这回放死老鼠是狠了些,却怎么也没想到事情会发展成现在这样,食肆的掌柜将锅里的死老鼠捞出来,就知道是他们后来放的,接着又莫名其妙跳出一个人,找出了他们装死老鼠的帕子。
若是以故意闹事的名头被送去衙门,开庭前就要先挨十大板,之后他们更是不敢想像。
男人跌坐在地上,抖着声音道:「是有……」
「是我们鬼迷心窍,知道您食肆的东西好吃,便想讹一顿,」女人截住男人的话,跪倒在章北庭跟前,「您大人大量,求您不要跟我们计较,我们这就将饭钱付了。」
章北庭没想到他们会跪,赶紧避开。
「章掌柜,别信她的胡说八道。」
「为了我们长阳街其他商铺,也得将这两人送官府去。」
女人的话一听就知道是怕章北庭报官编的,有几个食客怕章北庭心软,赶紧出声提醒。
章北庭对着提醒的几人点了点头,接着吩咐伙计将闹事的两人绑了起来,又吩咐人去请衙差,说完亲自跟伙计一起,将闹事者用过的东西连桌子一起抬到角落里,又找了个大竹筐将桌子上的东西盖住。
食客们看着他做完这些,放心了不少,只是大部分人都没什么胃口再吃饭了。
「请各位再坐片刻,」章北庭看有好几桌客人慾起身结帐,连忙高声道,「今天中午出了这样的事,虽然我们是被讹的那个,但确实影响了大家的胃口,作为赔罪,大家中午吃的这顿饭,就当是我们食肆请各位的了。」
「这怎么好意思。」
「不用不用,我们已经吃得差不多了。」
一连串不同的声音响起,有欢呼的,但更多的是推辞。
章北庭笑着道:「不仅是赔罪,也是感谢大家的信任,请不要拒绝。」
他都已经从锅底里捞出死老鼠了,剩下的食客都只观望,并没有跟着起鬨,说实在的,章北庭挺感动的。
「那我们就不客气了。」听到章北庭的话,食客们接二连三地应道。
尤其是那几个同样吃火锅的,回想起刚才的事,好些人自己都被惊到了,什么时候他们对有间食肆居然这么信任了。

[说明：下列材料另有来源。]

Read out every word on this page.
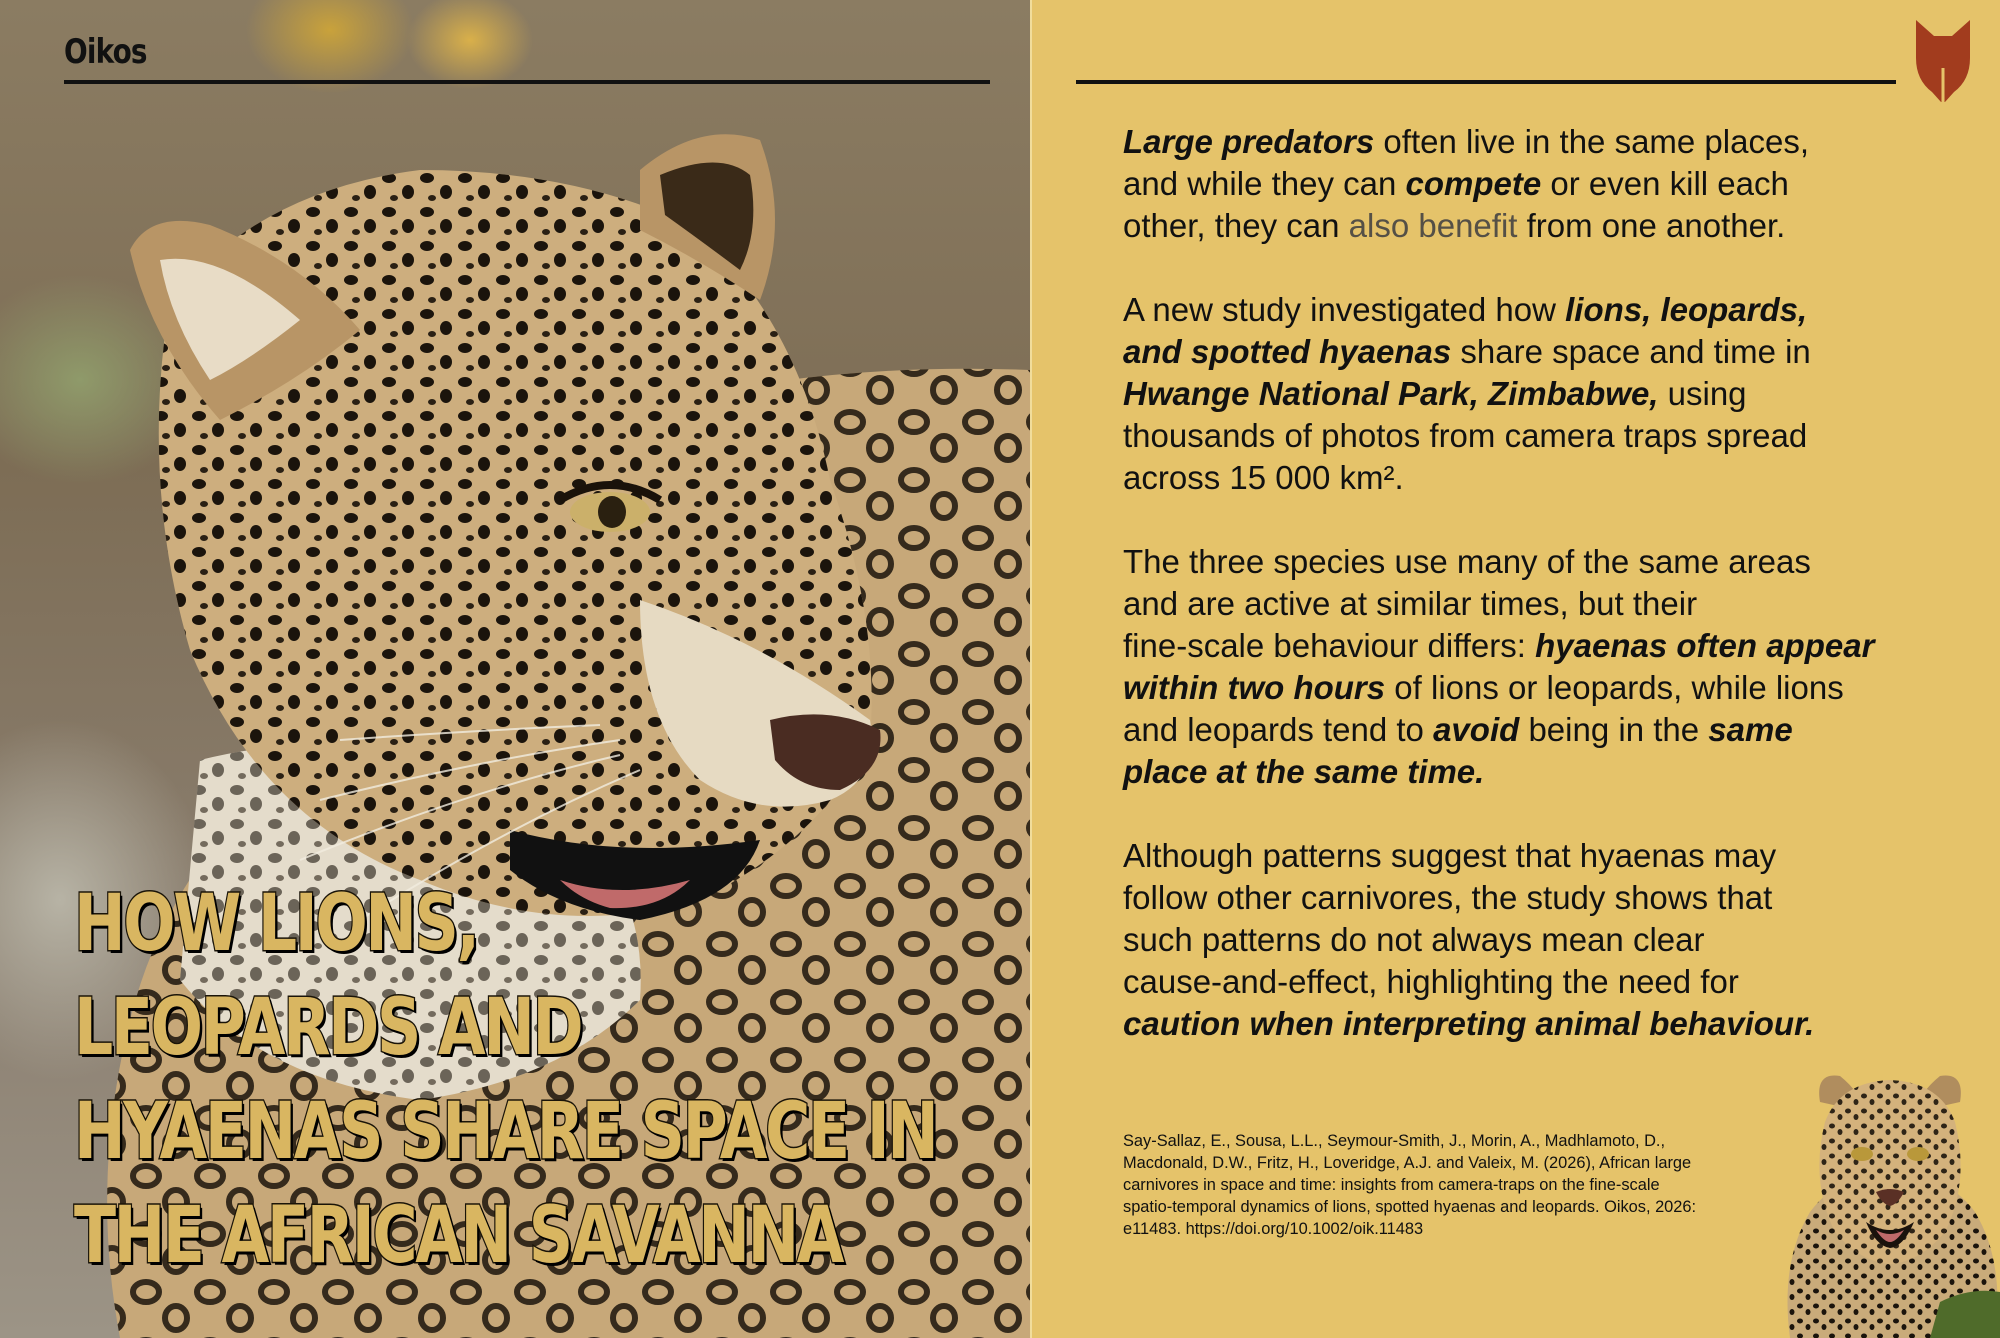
Oikos
HOW LIONS,
LEOPARDS AND
HYAENAS SHARE SPACE IN
THE AFRICAN SAVANNA

Large predators often live in the same places,
and while they can compete or even kill each
other, they can also benefit from one another.

A new study investigated how lions, leopards,
and spotted hyaenas share space and time in
Hwange National Park, Zimbabwe, using
thousands of photos from camera traps spread
across 15 000 km².

The three species use many of the same areas
and are active at similar times, but their
fine-scale behaviour differs: hyaenas often appear
within two hours of lions or leopards, while lions
and leopards tend to avoid being in the same
place at the same time.

Although patterns suggest that hyaenas may
follow other carnivores, the study shows that
such patterns do not always mean clear
cause-and-effect, highlighting the need for
caution when interpreting animal behaviour.

Say-Sallaz, E., Sousa, L.L., Seymour-Smith, J., Morin, A., Madhlamoto, D.,
Macdonald, D.W., Fritz, H., Loveridge, A.J. and Valeix, M. (2026), African large
carnivores in space and time: insights from camera-traps on the fine-scale
spatio-temporal dynamics of lions, spotted hyaenas and leopards. Oikos, 2026:
e11483. https://doi.org/10.1002/oik.11483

「你们慢慢吃。」章北庭又道,「他们二人用过的东西,如果不需要拿去衙门做证据,我们马上会将锅跟碗筷以及桌子都处理掉,不会再留在食肆用。」
食客们闻言明白了,大概就是这份态度,才让他们这么信任吧。
如果不处理掉那些东西,想到将来有一日自己来食肆吃饭,很可能用到那个锅或者碗筷,即便已经清洗干净,也难免会觉得噁心。
章北庭摆明了要当着众人的面处理掉那些东西,大家瞬间放心了。